How does Spivak define the root test? The following definition uses the $\lim \sup$.

https://en.wikipedia.org/wiki/Root_test

That said, it seems more logical to me to use the convergence of both subseries. It can't be hard to prove that if both $\sum_{n = 1}^{\infty} a_n$ and $\sum_{n = 1}^{\infty} b_n$ converge, then $a_1 + b_1 + a_2 + b_2 + a_3 + b_3 \dots$ must also converge.

PS and in this case, it's not hard actually to compute the limit of the series!

 

[Pikkugnome]

The root test is stronger than the ratio test, at least if $\limsup$-version is used. It is based on this inequality: $\liminf(a_{n+1}/a_n) \le \liminf a_n^{1/n} \le \limsup a_n^{1/n} \le \limsup(a_{n+1}/a_n)$, if every $a_n$ is a positive real number.

 

[psie]

How does Spivak define the root test?

Spivak defines the root test first as I defined it above, without the $\limsup$. Then, however, he adds that we can replace the limit with $\limsup$ and calls it the "delicate root test". He probably means that if we use the root test with $\limsup$ on the series above, then we get that $\limsup\limits_{n\to\infty}|a_n|^{1/n}=\frac12$, which is less than $1$, so we have convergence.
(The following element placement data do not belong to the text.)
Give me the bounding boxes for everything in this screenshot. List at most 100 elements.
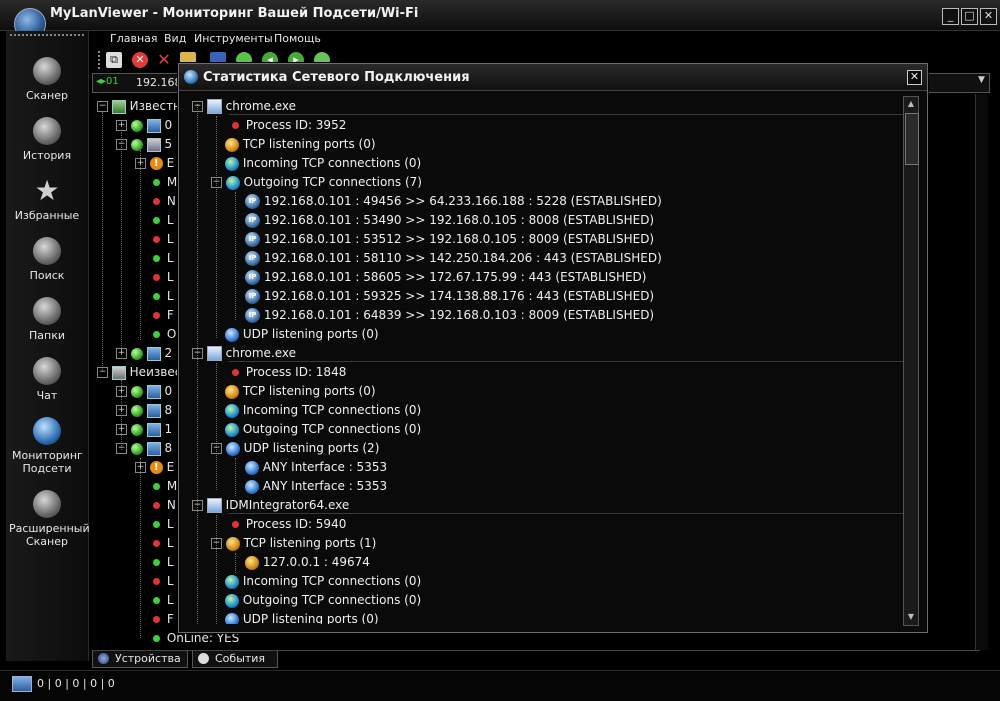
device-row[interactable]: − 8 <box>116 441 172 460</box>
status-bar <box>0 670 1000 701</box>
network-stats-icon <box>184 70 198 84</box>
connection-row: IP 192.168.0.101 : 53512 >> 192.168.0.10… <box>245 230 654 249</box>
sidebar-divider <box>10 34 84 36</box>
scroll-thumb[interactable] <box>905 113 919 165</box>
device-row[interactable]: − 5 <box>116 137 172 156</box>
delete-icon[interactable]: ✕ <box>156 52 172 68</box>
scroll-up-icon[interactable]: ▲ <box>905 98 917 110</box>
globe-icon <box>225 403 239 418</box>
process-id: Process ID: 5940 <box>229 515 346 534</box>
menu-help[interactable]: Помощь <box>274 32 321 45</box>
address-nav[interactable]: ◂▸01 <box>96 76 119 87</box>
maximize-button[interactable]: □ <box>961 8 978 25</box>
connection-row: IP 192.168.0.101 : 53490 >> 192.168.0.10… <box>245 211 654 230</box>
scroll-down-icon[interactable]: ▼ <box>905 611 917 623</box>
ip-icon: IP <box>245 213 260 228</box>
sidebar-item-subnet-monitor[interactable]: Мониторинг Подсети <box>6 417 88 475</box>
device-detail-row: M <box>150 175 177 194</box>
device-row[interactable]: + 2 <box>116 346 172 365</box>
folders-icon <box>33 297 61 325</box>
toolbar-grip <box>98 51 102 69</box>
ip-icon: IP <box>245 308 260 323</box>
incoming-tcp-node: Incoming TCP connections (0) <box>225 572 421 591</box>
tab-events[interactable]: События <box>192 651 278 668</box>
globe-icon <box>225 156 239 171</box>
connection-row: IP 192.168.0.101 : 58605 >> 172.67.175.9… <box>245 268 646 287</box>
advanced-scanner-icon <box>33 490 61 518</box>
tcp-port-icon <box>225 384 239 399</box>
star-icon: ★ <box>34 174 60 207</box>
search-icon <box>33 237 61 265</box>
device-detail-row: F <box>150 308 174 327</box>
device-detail-row: L <box>150 289 174 308</box>
stop-icon[interactable]: ✕ <box>132 52 148 68</box>
tree-line <box>235 192 236 320</box>
device-detail-row: O <box>150 327 176 346</box>
tree-line <box>235 553 236 573</box>
ip-icon: IP <box>245 232 260 247</box>
close-button[interactable]: ✕ <box>980 8 997 25</box>
main-scrollbar[interactable] <box>975 94 988 650</box>
device-detail-row: + ! E <box>135 460 175 474</box>
sidebar-item-folders[interactable]: Папки <box>6 297 88 342</box>
outgoing-tcp-node[interactable]: − Outgoing TCP connections (7) <box>211 173 422 192</box>
device-detail-row: L <box>150 574 174 593</box>
tcp-port-row: 127.0.0.1 : 49674 <box>245 553 370 572</box>
status-text: 0 | 0 | 0 | 0 | 0 <box>37 677 115 690</box>
devices-icon <box>98 653 109 664</box>
sidebar-item-chat[interactable]: Чат <box>6 357 88 402</box>
globe-icon <box>225 175 240 190</box>
history-icon <box>33 117 61 145</box>
tcp-listening-node[interactable]: − TCP listening ports (1) <box>211 534 376 553</box>
separator <box>229 361 907 362</box>
tree-line <box>216 116 217 338</box>
tcp-listening-node: TCP listening ports (0) <box>225 382 376 401</box>
udp-port-icon <box>245 460 259 475</box>
tree-group-unknown[interactable]: − Неизвес <box>97 365 181 384</box>
connection-row: IP 192.168.0.101 : 64839 >> 192.168.0.10… <box>245 306 654 325</box>
connection-row: IP 192.168.0.101 : 49456 >> 64.233.166.1… <box>245 192 662 211</box>
device-row[interactable]: + 8 <box>116 403 172 422</box>
outgoing-tcp-node: Outgoing TCP connections (0) <box>225 420 421 439</box>
menu-tools[interactable]: Инструменты <box>194 32 273 45</box>
online-status-row: OnLine: YES <box>150 631 239 650</box>
tree-line <box>197 104 198 624</box>
device-row[interactable]: + 1 <box>116 422 172 441</box>
sidebar-item-history[interactable]: История <box>6 117 88 162</box>
sidebar-item-scanner[interactable]: Сканер <box>6 57 88 102</box>
udp-port-icon <box>225 612 239 624</box>
incoming-tcp-node: Incoming TCP connections (0) <box>225 401 421 420</box>
device-detail-row: N <box>150 194 176 213</box>
dialog-scrollbar[interactable]: ▲ ▼ <box>903 96 919 626</box>
sidebar-item-favorites[interactable]: ★ Избранные <box>6 174 88 223</box>
ip-icon: IP <box>245 251 260 266</box>
dialog-title: Статистика Сетевого Подключения <box>203 70 470 85</box>
ip-icon: IP <box>245 289 260 304</box>
device-row[interactable]: + 0 <box>116 384 172 403</box>
tree-line <box>140 150 141 340</box>
tcp-port-icon <box>225 536 240 551</box>
udp-port-icon <box>225 441 240 456</box>
menu-view[interactable]: Вид <box>164 32 186 45</box>
device-detail-row: L <box>150 555 174 574</box>
copy-icon[interactable]: ⧉ <box>106 52 122 68</box>
device-detail-row: L <box>150 232 174 251</box>
udp-listening-node[interactable]: − UDP listening ports (2) <box>211 439 379 458</box>
sidebar-item-search[interactable]: Поиск <box>6 237 88 282</box>
subnet-monitor-icon <box>33 417 61 445</box>
sidebar-item-advanced-scanner[interactable]: Расширенный Сканер <box>6 490 90 548</box>
exe-icon <box>206 498 222 513</box>
tree-line <box>216 515 217 624</box>
tree-group-known[interactable]: − Известн <box>97 99 181 118</box>
chevron-down-icon[interactable]: ▼ <box>978 75 985 85</box>
ip-icon: IP <box>245 194 260 209</box>
menu-main[interactable]: Главная <box>110 32 158 45</box>
tcp-port-icon <box>225 137 239 152</box>
globe-icon <box>225 593 239 608</box>
device-row[interactable]: + 0 <box>116 118 172 137</box>
udp-port-icon <box>245 479 259 494</box>
dialog-close-button[interactable]: ✕ <box>907 70 922 85</box>
exe-icon <box>206 346 222 361</box>
tab-devices[interactable]: Устройства <box>92 651 188 668</box>
minimize-button[interactable]: _ <box>942 8 959 25</box>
That said, it seems more logical to me to use the convergence of both subseries. It can't be hard to prove that if both $\sum_{n = 1}^{\infty} a_n$ and $\sum_{n = 1}^{\infty} b_n$ converge, then $a_1 + b_1 + a_2 + b_2 + a_3 + b_3 \dots$ must also converge.
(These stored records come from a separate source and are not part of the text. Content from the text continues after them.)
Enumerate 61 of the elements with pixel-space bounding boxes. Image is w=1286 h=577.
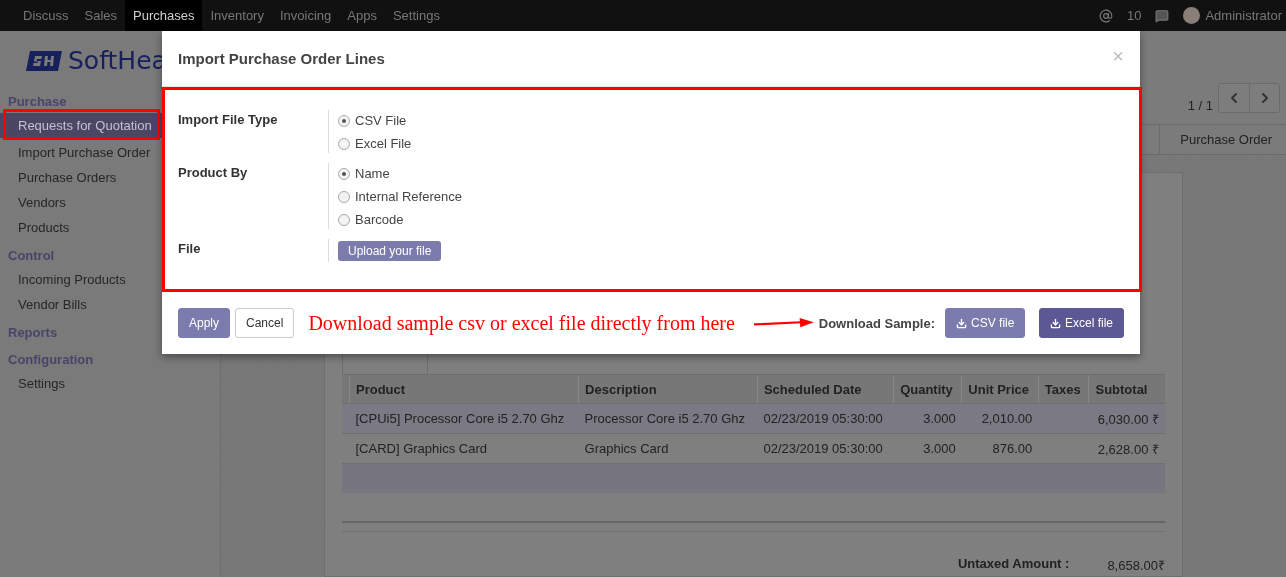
menu-item[interactable]: Discuss: [15, 0, 77, 31]
download-button[interactable]: CSV file: [945, 308, 1026, 338]
table-cell: 2,010.00: [961, 403, 1039, 434]
chat-icon[interactable]: [1155, 8, 1170, 23]
menu-item[interactable]: Settings: [384, 0, 448, 31]
radio-button[interactable]: [338, 137, 350, 150]
radio-option[interactable]: Excel File: [338, 135, 412, 152]
radio-button[interactable]: [338, 167, 350, 180]
column-header[interactable]: Quantity: [893, 375, 962, 404]
status-step[interactable]: Purchase Order: [1159, 125, 1286, 154]
table-cell: Processor Core i5 2.70 Ghz: [578, 403, 758, 434]
menu-item[interactable]: Inventory: [202, 0, 272, 31]
apply-button[interactable]: Apply: [178, 308, 231, 338]
table-cell: [CARD] Graphics Card: [349, 433, 579, 464]
menu-item[interactable]: Sales: [76, 0, 126, 31]
table-cell: 02/23/2019 05:30:00: [757, 403, 894, 434]
table-cell: 3.000: [893, 403, 962, 434]
menu-item[interactable]: Invoicing: [271, 0, 340, 31]
column-header[interactable]: Description: [578, 375, 758, 404]
column-header[interactable]: Unit Price: [961, 375, 1039, 404]
mention-count: 10: [1126, 8, 1142, 23]
radio-option[interactable]: Barcode: [338, 211, 462, 228]
mention-icon[interactable]: [1098, 8, 1113, 23]
logo-icon: [26, 50, 62, 71]
table-cell: [CPUi5] Processor Core i5 2.70 Ghz: [349, 403, 579, 434]
menu-item[interactable]: Apps: [339, 0, 385, 31]
radio-option[interactable]: Name: [338, 165, 462, 182]
radio-button[interactable]: [338, 213, 350, 226]
radio-button[interactable]: [338, 190, 350, 203]
avatar-icon: [1183, 7, 1201, 24]
download-icon: [956, 317, 968, 329]
sample-label: Download Sample:: [818, 315, 936, 331]
total-value: 8,658.00₹: [1107, 556, 1165, 574]
table-cell: 876.00: [961, 433, 1039, 464]
table-cell: 2,628.00 ₹: [1089, 433, 1165, 464]
column-header[interactable]: Scheduled Date: [757, 375, 894, 404]
table-cell: Graphics Card: [578, 433, 758, 464]
column-header[interactable]: Subtotal: [1089, 375, 1165, 404]
next-button[interactable]: [1249, 84, 1279, 112]
annotation-text: Download sample csv or excel file directly from here: [308, 311, 735, 335]
menu-item[interactable]: Purchases: [125, 0, 203, 31]
table-cell: 6,030.00 ₹: [1089, 403, 1165, 434]
pager-value: 1 / 1: [1187, 98, 1213, 113]
table-cell: 3.000: [893, 433, 962, 464]
download-icon: [1049, 317, 1061, 329]
total-label: Untaxed Amount :: [957, 555, 1070, 573]
arrow-icon: [753, 316, 814, 330]
radio-option[interactable]: CSV File: [338, 112, 412, 129]
cancel-button[interactable]: Cancel: [235, 308, 295, 338]
field-label: File: [178, 240, 202, 258]
download-button[interactable]: Excel file: [1038, 308, 1124, 338]
radio-option[interactable]: Internal Reference: [338, 188, 462, 205]
column-header[interactable]: Product: [349, 375, 579, 404]
radio-button[interactable]: [338, 114, 350, 127]
table-cell: 02/23/2019 05:30:00: [757, 433, 894, 464]
sidebar-item[interactable]: Settings: [0, 371, 220, 396]
column-header[interactable]: Taxes: [1038, 375, 1089, 404]
user-menu[interactable]: Administrator: [1183, 7, 1282, 24]
field-label: Product By: [178, 164, 249, 182]
upload-button[interactable]: Upload your file: [338, 241, 442, 261]
dialog-title: Import Purchase Order Lines: [178, 50, 385, 67]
I agree it would be easier to use the convergence of both subseries, but I'm trying to understand what Spivak means by the ratio test failing. We have that $\left|\frac{a_{n}}{a_{n-1}} \right|$ converges to $0$ if $n$ is even and $\infty$ if $n$ is odd, as $n\to\infty$. Can we conclude from this that $\lim\limits_{n\to\infty}\left|\frac{a_{n}}{a_{n-1}} \right|$ does not equal a finite number or infinity?

 

[PeroK]

Spivak defines the root test first as I defined it above, without the $\limsup$. Then, however, he adds that we can replace the limit with $\limsup$ and calls it the "delicate root test". He probably means that if we use the root test with $\limsup$ on the series above, then we get that $\limsup\limits_{n\to\infty}|a_n|^{1/n}=\frac12$, which is less than $1$, so we have convergence.I agree it would be easier to use the convergence of both subseries, but I'm trying to understand what Spivak means by the ratio test failing. We have that $\left|\frac{a_{n}}{a_{n-1}} \right|$ converges to $0$ if $n$ is even and $\infty$ if $n$ is odd, as $n\to\infty$. Can we conclude from this that $\lim\limits_{n\to\infty}\left|\frac{a_{n}}{a_{n-1}} \right|$ does not equal a finite number or infinity?

The ratio test is inconclusive, as every other term in the sequence of ratios is $\frac 1 2(\frac 3 2)^n$.

 

[pasmith]

I agree it would be easier to use the convergence of both subseries, but I'm trying to understand what Spivak means by the ratio test failing. We have that $\left|\frac{a_{n}}{a_{n-1}} \right|$ converges to $0$ if $n$ is even and $\infty$ if $n$ is odd, as $n\to\infty$. Can we conclude from this that $\lim\limits_{n\to\infty}\left|\frac{a_{n}}{a_{n-1}} \right|$ does not equal a finite number or infinity?

The correct conclusion is that this limit does not exist.

 

[Dinda556]

I analyze whole question and I think here limit will not exist.